À cet égard, The Avalanche n’est pas différent. Neuf chansons de rock indie acoustique d’une facture exquise qui porte son cœur, parfois douloureusement, sur sa manche. Mais ce qui le différencie, ce sont les profondeurs sombres de sa propre psyché dans laquelle Kinsella voyage. En évitant la complexité qui le caractérise et les signatures temporelles décalées au profit d’arrangements plus larges et plus profonds, Kinsella a la possibilité de laisser son lyrisme prendre toute sa place.

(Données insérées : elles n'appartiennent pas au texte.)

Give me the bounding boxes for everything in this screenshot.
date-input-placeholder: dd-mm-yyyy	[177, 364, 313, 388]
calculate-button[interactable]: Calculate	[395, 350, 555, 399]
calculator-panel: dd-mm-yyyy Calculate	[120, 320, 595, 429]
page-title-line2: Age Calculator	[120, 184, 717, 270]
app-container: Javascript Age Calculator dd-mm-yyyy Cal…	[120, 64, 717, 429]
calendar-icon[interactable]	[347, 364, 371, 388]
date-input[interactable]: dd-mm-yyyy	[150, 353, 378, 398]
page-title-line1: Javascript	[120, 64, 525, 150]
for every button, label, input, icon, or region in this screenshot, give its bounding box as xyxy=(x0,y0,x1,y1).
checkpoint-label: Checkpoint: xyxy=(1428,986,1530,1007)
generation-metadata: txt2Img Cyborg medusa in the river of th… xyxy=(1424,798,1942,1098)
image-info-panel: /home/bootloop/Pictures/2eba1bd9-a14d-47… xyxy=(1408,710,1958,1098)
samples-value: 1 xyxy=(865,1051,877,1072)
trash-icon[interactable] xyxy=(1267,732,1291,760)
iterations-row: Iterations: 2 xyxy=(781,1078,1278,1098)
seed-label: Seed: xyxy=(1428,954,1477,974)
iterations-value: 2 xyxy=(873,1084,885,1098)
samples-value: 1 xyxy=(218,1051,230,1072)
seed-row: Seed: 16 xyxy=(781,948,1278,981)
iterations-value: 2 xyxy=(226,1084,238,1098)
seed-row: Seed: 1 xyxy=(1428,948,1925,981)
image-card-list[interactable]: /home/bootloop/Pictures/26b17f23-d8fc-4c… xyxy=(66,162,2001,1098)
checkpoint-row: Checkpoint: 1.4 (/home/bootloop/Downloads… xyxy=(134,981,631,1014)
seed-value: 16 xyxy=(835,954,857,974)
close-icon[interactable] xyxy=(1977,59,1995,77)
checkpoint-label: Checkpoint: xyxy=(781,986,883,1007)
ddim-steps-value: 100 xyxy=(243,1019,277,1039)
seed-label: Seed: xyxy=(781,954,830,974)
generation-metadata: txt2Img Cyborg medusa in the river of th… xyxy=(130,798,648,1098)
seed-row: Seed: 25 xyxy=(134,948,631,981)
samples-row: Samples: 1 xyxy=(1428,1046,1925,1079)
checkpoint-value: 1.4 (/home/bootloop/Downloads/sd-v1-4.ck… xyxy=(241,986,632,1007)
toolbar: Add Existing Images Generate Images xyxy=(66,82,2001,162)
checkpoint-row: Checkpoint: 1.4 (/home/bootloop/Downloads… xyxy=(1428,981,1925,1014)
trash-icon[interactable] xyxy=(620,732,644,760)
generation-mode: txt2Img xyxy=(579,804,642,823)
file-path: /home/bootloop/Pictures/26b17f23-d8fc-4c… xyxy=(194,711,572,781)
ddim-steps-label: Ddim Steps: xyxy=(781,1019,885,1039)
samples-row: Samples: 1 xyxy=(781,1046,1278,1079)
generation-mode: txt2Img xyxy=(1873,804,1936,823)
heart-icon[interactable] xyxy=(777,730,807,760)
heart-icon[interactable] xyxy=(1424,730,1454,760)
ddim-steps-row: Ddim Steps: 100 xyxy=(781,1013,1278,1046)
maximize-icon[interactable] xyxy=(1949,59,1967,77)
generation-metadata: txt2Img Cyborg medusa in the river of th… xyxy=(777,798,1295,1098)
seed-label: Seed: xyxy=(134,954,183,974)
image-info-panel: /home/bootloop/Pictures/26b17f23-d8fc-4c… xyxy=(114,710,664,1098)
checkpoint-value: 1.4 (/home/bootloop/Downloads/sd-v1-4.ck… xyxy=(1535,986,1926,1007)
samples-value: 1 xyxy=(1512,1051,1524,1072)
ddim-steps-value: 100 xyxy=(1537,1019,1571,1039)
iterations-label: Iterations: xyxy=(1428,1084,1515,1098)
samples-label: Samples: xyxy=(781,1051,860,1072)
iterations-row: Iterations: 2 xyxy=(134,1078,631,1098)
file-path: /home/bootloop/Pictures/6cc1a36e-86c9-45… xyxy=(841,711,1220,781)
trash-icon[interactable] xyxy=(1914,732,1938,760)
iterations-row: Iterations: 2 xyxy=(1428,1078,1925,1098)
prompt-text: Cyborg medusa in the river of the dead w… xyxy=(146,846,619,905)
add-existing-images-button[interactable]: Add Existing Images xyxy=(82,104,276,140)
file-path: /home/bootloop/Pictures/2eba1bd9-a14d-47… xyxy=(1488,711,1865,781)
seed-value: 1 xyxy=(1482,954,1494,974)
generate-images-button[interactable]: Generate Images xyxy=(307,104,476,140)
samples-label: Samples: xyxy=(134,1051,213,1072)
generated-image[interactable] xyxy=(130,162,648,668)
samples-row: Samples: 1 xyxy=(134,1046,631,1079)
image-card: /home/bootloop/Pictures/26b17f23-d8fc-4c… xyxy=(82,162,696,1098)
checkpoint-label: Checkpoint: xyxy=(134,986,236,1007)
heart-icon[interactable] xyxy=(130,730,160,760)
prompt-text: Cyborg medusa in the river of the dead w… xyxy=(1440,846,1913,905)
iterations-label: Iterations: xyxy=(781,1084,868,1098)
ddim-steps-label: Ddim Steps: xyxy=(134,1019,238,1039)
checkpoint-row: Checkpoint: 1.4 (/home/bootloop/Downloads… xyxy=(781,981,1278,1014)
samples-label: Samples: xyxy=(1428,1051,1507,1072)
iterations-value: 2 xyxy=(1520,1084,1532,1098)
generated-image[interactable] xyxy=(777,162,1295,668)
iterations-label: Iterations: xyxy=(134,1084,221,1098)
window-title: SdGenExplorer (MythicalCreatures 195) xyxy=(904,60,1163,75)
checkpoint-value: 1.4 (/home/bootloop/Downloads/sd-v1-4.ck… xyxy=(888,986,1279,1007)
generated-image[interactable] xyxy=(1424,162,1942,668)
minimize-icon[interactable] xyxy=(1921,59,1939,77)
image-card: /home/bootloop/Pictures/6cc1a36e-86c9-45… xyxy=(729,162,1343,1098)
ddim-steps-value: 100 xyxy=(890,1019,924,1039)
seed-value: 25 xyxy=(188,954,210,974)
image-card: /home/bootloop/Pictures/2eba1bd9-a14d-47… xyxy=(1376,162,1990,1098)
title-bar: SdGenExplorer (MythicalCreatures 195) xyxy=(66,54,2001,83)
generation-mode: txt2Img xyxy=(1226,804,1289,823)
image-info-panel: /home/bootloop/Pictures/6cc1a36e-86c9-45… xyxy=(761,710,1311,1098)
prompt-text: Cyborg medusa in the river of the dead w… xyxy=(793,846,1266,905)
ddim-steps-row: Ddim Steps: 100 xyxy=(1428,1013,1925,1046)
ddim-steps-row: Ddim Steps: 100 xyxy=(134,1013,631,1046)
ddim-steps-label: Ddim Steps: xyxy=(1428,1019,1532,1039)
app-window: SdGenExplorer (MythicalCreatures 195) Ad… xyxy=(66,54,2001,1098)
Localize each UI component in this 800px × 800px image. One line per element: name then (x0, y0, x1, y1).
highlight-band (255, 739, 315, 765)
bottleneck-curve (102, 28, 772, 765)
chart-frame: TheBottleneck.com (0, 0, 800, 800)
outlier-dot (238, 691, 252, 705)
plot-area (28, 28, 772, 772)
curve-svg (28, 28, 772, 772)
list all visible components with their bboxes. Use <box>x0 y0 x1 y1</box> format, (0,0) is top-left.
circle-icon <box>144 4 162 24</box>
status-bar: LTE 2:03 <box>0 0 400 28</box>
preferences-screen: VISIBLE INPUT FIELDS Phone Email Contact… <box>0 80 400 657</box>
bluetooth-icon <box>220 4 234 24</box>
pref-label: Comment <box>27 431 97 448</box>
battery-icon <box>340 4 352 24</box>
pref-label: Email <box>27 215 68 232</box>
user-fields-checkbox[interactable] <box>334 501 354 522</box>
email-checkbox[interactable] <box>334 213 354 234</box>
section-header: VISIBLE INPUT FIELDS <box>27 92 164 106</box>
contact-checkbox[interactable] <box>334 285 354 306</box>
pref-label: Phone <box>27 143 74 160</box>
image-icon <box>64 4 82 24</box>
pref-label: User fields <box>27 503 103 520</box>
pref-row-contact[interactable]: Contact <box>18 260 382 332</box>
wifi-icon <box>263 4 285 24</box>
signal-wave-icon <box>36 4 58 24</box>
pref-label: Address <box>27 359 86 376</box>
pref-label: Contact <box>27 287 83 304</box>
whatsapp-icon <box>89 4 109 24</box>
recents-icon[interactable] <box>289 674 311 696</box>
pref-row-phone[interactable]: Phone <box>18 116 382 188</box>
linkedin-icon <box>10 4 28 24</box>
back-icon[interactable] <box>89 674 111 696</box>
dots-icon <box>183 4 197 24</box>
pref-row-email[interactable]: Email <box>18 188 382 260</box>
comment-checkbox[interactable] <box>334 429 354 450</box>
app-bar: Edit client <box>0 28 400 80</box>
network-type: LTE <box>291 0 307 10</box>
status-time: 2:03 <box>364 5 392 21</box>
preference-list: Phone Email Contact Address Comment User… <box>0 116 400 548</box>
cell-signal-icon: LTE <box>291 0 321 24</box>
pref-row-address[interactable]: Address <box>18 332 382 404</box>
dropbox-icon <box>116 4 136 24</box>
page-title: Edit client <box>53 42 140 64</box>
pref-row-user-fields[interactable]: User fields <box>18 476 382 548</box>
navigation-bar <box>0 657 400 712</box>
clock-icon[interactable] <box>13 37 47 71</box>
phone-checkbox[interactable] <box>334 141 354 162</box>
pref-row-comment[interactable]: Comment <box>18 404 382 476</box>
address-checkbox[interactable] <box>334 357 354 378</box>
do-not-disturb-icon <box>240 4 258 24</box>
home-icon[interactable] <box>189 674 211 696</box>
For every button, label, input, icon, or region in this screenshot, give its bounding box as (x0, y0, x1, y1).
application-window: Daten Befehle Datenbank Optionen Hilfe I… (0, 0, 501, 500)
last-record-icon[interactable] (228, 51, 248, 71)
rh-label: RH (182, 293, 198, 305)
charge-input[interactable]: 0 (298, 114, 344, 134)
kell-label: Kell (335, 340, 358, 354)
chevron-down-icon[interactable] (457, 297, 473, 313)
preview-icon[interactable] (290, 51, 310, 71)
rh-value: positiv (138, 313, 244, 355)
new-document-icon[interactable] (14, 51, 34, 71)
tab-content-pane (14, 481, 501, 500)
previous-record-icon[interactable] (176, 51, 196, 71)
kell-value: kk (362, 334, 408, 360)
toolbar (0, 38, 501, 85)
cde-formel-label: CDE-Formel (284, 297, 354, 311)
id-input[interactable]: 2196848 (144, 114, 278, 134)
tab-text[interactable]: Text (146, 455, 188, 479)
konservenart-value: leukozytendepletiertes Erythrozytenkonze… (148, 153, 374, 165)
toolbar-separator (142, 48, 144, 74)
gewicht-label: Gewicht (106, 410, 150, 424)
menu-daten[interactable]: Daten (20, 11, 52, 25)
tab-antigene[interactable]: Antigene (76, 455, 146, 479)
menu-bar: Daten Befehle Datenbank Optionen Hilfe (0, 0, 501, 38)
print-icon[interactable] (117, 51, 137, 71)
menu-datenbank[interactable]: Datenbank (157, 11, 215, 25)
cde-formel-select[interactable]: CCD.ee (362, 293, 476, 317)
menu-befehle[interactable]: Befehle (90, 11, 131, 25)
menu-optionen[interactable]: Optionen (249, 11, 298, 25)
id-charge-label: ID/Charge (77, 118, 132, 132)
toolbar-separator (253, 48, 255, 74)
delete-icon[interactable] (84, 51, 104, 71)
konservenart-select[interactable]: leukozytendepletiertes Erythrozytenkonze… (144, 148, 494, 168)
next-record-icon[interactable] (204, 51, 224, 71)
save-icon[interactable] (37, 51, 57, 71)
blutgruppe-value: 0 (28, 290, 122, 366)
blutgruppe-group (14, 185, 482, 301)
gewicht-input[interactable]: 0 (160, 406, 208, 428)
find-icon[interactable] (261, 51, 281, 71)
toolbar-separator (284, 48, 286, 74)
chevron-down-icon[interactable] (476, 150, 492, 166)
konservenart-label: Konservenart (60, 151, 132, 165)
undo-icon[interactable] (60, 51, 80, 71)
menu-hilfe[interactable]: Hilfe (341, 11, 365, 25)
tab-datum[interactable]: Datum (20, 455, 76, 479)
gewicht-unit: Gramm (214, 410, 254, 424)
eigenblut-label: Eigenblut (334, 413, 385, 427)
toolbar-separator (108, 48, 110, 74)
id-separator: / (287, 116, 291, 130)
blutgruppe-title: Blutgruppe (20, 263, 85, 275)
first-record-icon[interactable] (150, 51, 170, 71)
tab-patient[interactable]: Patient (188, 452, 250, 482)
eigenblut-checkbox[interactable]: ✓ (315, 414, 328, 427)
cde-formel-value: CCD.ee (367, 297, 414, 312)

Et il pourrait bien le faire. Bien que le lyrisme et l’imagerie présents dans The Avalanche soient parmi les plus sombres de Kinsella et contrastent fortement avec les douces subtilités de son instrumentation, c’est aussi l’un de ses morceaux les plus forts et les plus transparents, et le troisième titre « On With the Show » pourrait bien en être le meilleur exemple.

Quatre minutes de basse en loop et de guitares jen carillons, le tout soutenu par des percussions discrètes, musicalement c’est le morceau le plus optimiste ici. Sur le plan des paroles, cependant, il traite de l’échec cuisant et des angoisses qui l’accompagnent ; la juxtaposition parfaite dans ce qui est par ailleurs une offrande pleine d’entrain.

Ailleurs, il y a des moments de résignation tranquille (« I Should Have Known »), de dépression (« Dead for Days ») et d’acceptation de soi (« I Go, Ego »), et bien qu’il semble y avoir très peu d’optimisme, The Avalanche n’est pas tant un disque morose qu’un disque sincère ; une fenêtre sur la vie récente d’un certain Mike Kinsella. Le voyage est lourd, bien qu’il ne soit pas aussi lourd que celui que Kinsella a vécu, et bien qu’il ne soit jamais agréable de ruminer sur les troubles émotionnels que d’autres ont subis, il est difficile d’imaginer qu’Owen puisse sortir un disque aussi fort si tout avait été fluide ettranquille.